Researchers have confirmed a long-suspected link between logging and the devastation of forest fires in tropical rain forests.

Forest fires that ripped through East Kalimantan, Indonesia, in 1998 burned more than 12 million acres (5 million hectares).

The Center for International Forestry Research (CIFOR), based in Bogor, Indonesia, estimated that the economic loss to Indonesia exceeded U.S. $9 billion and that carbon emissions were high enough to make the country one of the largest polluters in the world.

Using remote sensing, satellite imagery, and ground and aerial surveys, a team of German and Indonesian researchers found that the bulk of the roughly 12 million acres (5 million hectares) consumed by fire occurred in timber concessions, plantations, and on land converted to agricultural use and then left fallow.

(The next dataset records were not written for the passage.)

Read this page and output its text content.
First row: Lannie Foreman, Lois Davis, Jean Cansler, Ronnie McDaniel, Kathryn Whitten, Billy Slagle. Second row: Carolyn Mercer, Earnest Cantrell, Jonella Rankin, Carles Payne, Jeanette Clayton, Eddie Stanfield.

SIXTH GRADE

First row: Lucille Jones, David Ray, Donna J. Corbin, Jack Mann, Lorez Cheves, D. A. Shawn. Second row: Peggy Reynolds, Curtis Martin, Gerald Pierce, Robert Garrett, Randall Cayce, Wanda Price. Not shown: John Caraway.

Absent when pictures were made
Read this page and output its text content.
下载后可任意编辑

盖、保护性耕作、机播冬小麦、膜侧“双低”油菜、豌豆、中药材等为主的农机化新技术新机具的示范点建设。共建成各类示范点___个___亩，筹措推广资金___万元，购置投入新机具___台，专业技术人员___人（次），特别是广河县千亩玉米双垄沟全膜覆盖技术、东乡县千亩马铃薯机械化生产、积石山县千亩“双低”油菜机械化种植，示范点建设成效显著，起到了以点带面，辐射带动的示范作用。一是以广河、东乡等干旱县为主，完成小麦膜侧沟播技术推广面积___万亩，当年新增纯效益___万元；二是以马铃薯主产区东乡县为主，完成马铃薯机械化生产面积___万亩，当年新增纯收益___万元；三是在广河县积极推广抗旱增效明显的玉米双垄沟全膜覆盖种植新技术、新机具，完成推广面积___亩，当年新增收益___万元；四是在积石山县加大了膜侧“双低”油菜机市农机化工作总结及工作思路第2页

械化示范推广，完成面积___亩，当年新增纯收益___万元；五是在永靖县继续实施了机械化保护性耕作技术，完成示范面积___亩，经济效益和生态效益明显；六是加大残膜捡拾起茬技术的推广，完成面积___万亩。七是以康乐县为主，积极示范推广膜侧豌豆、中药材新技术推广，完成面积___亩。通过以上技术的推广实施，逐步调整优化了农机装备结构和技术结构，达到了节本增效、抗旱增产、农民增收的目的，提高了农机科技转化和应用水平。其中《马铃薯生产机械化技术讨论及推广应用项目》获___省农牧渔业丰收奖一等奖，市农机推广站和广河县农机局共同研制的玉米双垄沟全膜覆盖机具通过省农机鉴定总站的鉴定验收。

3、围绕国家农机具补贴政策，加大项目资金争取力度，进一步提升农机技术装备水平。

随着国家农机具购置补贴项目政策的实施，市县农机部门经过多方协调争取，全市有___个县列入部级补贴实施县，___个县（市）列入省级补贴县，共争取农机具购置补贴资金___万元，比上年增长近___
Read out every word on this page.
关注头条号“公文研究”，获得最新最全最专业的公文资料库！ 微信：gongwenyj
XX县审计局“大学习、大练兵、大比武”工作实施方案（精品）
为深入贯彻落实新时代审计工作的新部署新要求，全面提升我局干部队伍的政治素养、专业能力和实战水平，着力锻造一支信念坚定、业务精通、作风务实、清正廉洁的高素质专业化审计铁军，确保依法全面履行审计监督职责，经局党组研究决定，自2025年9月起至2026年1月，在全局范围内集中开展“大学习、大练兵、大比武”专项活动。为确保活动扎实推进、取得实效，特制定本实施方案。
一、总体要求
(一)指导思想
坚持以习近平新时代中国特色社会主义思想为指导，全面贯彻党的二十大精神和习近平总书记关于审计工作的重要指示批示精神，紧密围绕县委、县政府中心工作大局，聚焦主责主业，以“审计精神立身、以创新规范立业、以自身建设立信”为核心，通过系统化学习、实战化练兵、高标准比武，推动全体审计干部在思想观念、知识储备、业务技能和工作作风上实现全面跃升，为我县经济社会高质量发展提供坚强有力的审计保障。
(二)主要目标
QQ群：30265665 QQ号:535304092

Fire damage was by far the worst in areas that had been recently logged. Almost two-thirds of the pulp wood plantations in East Kalimantan were destroyed by the fires.

Less than one million acres (400,000 hectares) were in protected, and presumably pristine, forests.

Forests Under Siege

Tropical rain forests don't usually burn. In their natural state, fuel loads are low and not highly flammable, and the humidity is high even during drought years.

But Indonesia's rain forests have experienced the effects of heavy logging and slash-and-burn agriculture, resulting in weakened ecosystems. Indonesia's forests burned following droughts in 1982-83, 1987, 1991, and 1994.

The drought that followed the 1997-98 El Niño was particularly harsh, said Florian Siegert, a professor at Ludwig Maximilians University in Munich, Germany. The extent of fire damage that occurred in early spring of 1998 was unprecedented, he said.

Siegert is the lead author on the study, which was published in the November 22 issue of the journal Nature.

The study confirms earlier suspicions that logging waste and dense undergrowth of fast-growing pioneer species provide large amounts of fuel that feeds the rampant spread of forest fires.

Pressure on Indonesia's rain forests has been building for 30 years. Government relocation programs encouraged people to move from densely populated regions to less populated islands such as Borneo, where East Kalimantan is located. The increased population pressure has led to uncontrolled conversion of forest to agricultural use, which is done through slash-and-burn techniques.